Teisseire fut employé par le département
pendant 2 ans au titre de l’association des colonies et des camps de vacances
laïques placée sous l’autorité du département. Lors de la naissance de cette
dernière en 1954, l’adjectif « laïque » avait été omis, il l’avait
fait rétablir. En 1959, il désapprouva le nouveau projet renforçant le contrôle
du Conseil général. L’organisation associative fut néanmoins maintenue. Après
sa transformation en Office en 1960, puis en 1972, en Office départemental
d’éducation et de loisirs, Teisseire désapprouva
l’abandon de l’ancrage dans la laïcité. Mais il avait décidé de mettre fin à
toutes ses fonctions rattachées aux colonies de vacances en septembre 1959.
Ainsi prenait fin une période où Teisseire avait
combattu pour une autonomie de l’organisation des colonies de vacances dans le
Var et contre la tendance à la sélection sociale qui y progressait.
A la fin de son mandat de conseiller syndical au début de 1952, Teisseire quitta la plupart de ses responsabilités
syndicales pour se consacrer à sa délégation aux colonies et camps de vacances.
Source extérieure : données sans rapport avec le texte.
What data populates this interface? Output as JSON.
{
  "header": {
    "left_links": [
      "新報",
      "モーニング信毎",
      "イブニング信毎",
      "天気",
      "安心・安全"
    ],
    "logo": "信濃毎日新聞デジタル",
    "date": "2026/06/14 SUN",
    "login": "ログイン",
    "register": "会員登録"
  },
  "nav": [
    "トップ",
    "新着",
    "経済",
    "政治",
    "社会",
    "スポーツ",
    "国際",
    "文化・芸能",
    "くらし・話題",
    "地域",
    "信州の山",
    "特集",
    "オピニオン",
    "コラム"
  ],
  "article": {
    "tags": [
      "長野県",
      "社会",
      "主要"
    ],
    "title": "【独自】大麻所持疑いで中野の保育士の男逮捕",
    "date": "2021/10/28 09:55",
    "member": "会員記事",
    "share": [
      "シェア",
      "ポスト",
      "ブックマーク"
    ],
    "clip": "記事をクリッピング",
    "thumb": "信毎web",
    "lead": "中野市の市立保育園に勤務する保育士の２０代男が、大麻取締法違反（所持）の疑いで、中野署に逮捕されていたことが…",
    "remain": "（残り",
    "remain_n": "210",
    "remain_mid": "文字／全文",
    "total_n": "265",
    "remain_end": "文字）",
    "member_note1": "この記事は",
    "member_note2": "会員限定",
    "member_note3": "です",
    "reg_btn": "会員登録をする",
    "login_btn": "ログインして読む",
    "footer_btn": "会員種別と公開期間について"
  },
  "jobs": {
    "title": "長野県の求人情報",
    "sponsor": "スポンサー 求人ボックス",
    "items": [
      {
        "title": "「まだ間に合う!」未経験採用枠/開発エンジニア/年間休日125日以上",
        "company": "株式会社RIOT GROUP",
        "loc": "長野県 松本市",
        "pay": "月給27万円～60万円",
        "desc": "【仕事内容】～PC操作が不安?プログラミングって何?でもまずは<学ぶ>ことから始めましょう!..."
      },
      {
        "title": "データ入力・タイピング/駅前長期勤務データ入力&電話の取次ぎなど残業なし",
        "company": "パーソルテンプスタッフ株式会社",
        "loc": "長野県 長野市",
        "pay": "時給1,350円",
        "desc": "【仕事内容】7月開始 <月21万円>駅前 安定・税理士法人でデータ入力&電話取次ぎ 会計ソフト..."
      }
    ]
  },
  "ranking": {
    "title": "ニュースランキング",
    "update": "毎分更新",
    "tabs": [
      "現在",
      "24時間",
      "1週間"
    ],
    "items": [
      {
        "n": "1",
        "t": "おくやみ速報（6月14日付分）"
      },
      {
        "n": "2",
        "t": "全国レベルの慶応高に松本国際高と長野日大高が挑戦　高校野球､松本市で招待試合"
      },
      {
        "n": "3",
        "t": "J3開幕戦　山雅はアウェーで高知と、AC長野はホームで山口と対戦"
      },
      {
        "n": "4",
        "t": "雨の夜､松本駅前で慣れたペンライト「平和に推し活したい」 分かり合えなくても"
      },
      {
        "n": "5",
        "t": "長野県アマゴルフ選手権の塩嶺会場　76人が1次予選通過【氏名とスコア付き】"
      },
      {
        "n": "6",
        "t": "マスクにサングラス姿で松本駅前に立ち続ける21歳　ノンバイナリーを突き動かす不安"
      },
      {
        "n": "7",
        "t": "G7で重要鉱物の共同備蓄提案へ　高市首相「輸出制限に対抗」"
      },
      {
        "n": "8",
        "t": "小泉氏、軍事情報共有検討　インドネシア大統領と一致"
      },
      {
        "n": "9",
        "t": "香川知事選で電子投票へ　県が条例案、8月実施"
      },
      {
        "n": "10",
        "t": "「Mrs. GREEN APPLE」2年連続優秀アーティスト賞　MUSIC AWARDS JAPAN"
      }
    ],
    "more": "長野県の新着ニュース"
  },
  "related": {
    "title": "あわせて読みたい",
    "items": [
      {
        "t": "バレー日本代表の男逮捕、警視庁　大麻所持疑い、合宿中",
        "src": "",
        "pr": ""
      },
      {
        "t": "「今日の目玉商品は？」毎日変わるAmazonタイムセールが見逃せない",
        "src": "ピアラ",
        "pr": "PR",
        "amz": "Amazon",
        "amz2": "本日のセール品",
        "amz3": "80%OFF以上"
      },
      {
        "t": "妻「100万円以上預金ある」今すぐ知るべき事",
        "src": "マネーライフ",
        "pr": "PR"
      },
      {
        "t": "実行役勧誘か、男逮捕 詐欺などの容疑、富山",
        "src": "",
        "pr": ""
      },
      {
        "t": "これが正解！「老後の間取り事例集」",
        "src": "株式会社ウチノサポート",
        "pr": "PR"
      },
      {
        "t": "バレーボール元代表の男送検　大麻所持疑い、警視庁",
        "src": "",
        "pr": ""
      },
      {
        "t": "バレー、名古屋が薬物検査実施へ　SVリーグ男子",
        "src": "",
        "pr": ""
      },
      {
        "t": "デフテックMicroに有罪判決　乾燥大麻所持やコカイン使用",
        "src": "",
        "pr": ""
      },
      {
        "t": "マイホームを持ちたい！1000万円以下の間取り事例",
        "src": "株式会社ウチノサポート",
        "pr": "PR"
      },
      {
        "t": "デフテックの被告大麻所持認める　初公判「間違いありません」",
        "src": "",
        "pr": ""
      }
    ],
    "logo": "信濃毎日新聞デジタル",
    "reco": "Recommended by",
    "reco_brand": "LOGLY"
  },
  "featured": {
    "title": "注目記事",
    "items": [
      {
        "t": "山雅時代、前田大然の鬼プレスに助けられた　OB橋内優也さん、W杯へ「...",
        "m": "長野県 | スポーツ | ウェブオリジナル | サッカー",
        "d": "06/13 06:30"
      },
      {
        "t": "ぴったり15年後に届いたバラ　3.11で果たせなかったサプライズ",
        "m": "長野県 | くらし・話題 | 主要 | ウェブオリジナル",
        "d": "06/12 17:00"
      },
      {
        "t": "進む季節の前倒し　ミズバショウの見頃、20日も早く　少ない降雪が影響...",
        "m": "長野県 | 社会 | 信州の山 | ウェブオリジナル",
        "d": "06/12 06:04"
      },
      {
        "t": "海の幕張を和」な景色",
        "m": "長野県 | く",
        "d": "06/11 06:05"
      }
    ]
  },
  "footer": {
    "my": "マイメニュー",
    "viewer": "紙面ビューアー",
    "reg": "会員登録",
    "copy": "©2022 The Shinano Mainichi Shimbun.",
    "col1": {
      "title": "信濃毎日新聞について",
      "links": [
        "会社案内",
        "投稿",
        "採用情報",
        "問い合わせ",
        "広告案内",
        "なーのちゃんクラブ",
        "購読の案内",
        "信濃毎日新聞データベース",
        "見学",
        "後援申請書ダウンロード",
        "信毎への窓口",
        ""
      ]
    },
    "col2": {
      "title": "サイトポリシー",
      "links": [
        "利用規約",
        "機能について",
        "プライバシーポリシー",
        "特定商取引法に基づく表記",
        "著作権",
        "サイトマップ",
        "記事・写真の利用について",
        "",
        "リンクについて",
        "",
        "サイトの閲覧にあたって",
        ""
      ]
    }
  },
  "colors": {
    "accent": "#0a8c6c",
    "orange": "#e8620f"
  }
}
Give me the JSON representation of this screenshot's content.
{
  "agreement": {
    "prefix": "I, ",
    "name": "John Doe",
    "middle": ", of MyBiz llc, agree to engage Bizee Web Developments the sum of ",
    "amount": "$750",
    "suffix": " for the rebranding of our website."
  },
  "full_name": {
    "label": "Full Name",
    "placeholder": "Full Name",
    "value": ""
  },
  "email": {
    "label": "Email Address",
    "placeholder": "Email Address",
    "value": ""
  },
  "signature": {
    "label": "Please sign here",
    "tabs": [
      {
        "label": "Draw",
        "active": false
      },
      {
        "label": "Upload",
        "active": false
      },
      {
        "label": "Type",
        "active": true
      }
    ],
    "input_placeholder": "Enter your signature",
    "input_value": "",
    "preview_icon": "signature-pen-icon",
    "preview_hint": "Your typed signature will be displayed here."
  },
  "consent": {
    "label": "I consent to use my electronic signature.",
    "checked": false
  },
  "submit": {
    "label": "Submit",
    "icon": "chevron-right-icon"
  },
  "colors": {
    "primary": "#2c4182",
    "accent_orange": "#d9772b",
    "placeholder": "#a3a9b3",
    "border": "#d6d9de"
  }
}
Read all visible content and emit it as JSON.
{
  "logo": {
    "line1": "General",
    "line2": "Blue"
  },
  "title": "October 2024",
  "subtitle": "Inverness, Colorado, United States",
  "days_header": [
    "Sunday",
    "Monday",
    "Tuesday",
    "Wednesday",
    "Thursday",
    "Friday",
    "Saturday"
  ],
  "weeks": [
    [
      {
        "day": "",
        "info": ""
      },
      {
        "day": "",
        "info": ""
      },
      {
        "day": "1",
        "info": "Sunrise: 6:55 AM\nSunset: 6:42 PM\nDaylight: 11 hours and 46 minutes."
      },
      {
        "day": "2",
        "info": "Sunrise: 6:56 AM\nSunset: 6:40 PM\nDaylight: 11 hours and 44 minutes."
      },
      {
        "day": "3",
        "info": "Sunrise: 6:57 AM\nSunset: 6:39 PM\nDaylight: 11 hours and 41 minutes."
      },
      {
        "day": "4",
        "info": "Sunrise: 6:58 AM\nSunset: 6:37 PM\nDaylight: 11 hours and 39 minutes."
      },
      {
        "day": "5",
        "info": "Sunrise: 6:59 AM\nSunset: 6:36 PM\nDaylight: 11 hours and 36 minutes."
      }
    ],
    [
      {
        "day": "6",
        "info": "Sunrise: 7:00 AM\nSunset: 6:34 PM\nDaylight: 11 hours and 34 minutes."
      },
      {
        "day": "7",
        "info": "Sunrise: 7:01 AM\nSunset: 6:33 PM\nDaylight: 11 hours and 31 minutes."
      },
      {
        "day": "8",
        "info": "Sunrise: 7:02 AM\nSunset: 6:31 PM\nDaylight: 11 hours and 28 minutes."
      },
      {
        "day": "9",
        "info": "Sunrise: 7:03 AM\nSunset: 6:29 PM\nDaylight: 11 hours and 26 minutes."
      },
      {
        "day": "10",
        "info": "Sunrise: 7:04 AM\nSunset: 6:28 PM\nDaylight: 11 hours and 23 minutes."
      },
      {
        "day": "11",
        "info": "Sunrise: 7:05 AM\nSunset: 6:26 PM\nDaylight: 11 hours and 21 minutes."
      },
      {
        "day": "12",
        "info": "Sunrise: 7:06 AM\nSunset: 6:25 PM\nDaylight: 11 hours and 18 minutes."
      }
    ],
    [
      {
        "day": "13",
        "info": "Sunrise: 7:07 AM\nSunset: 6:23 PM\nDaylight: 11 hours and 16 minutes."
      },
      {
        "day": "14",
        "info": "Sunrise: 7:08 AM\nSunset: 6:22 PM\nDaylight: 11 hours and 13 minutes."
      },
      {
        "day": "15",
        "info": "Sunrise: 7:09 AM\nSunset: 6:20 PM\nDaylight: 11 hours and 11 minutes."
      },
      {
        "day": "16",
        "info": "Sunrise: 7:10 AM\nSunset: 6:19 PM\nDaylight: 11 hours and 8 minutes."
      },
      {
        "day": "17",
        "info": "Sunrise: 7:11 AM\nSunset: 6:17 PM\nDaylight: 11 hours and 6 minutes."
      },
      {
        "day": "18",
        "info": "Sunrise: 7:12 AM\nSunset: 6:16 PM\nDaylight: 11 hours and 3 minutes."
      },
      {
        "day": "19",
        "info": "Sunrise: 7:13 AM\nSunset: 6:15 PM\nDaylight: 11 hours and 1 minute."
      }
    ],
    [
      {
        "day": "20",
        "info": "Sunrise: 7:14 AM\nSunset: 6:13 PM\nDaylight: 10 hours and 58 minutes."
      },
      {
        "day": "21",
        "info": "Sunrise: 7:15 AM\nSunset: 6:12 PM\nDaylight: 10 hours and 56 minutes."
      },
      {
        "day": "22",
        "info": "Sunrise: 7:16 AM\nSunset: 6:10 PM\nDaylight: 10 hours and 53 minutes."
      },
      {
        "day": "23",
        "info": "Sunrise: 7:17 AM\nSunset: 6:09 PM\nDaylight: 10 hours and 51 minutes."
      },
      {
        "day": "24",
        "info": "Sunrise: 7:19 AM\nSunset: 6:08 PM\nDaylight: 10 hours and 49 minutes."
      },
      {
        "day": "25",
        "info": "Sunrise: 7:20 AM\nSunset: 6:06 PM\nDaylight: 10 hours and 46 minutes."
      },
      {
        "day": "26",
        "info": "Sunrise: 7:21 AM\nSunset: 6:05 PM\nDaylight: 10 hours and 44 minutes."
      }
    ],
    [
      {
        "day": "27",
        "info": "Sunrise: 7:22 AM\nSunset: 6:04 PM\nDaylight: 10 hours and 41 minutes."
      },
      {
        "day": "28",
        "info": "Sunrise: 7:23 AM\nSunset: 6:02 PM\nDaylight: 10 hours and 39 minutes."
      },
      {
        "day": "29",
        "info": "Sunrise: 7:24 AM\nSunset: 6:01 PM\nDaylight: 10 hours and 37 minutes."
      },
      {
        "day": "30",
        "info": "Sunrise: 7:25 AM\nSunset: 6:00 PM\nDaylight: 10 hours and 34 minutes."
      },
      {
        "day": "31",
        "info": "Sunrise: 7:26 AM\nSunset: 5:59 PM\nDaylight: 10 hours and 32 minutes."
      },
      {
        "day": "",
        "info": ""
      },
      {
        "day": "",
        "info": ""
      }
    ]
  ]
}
Mais il retrouva en 1954 le secrétariat de la commission d’action laïque. A
partir de décembre 1955, il se représenta pour le conseil syndical sur les
listes des amis de L’Ecole émancipée (1956, 1958, 1960, 1962, 1968). Sur
les questions des œuvres laïques, dans son conflit avec Henry, il reçut peu
d’aide de ses camarades syndicalistes, y compris de la part de ses amis de L’Ecole
émancipée. Ce contexte expliquait, sans doute, son appel à voter pour les
listes « Unité Indépendance et Démocratie » en 1973. Pourtant en
1990, il figurait à nouveau parmi les candidats de la liste de L’Ecole
émancipée en 37ème position comme « retraité ».
Teisseire fut élu membre du conseil
départemental de l’enseignement primaire en avril 1938. A nouveau candidat,
réélu, le 3 décembre 1945 avec 271 voix sur 291 votants et 336 inscrits, il ne
se représenta pas en décembre 1951. Membre
de la commission administrative paritaire départementale en 1948, il y siégea
jusqu’en 1952.
Quand la section départementale de la Mutuelle générale de
l’Education nationale se constitua, le 13 mars 1947, Teisseire
fit partie de son premier conseil d’administration.
Dans les années 1970, son épouse née Augusta Cotte, adhérente de la
section socialiste, se présenta aux élections municipales de la Valette sur une liste de
gauche.
Sources : Presse syndicale –
sources orales – renseignements fournis par l’intéressé – TEISSEIRE
Julien : idéologie d’un instituteur varois, des origines aux expressions.
René Teisseire, né en 1912 (mémoire de maîtrise,
Université de Provence, 2001, 232p ).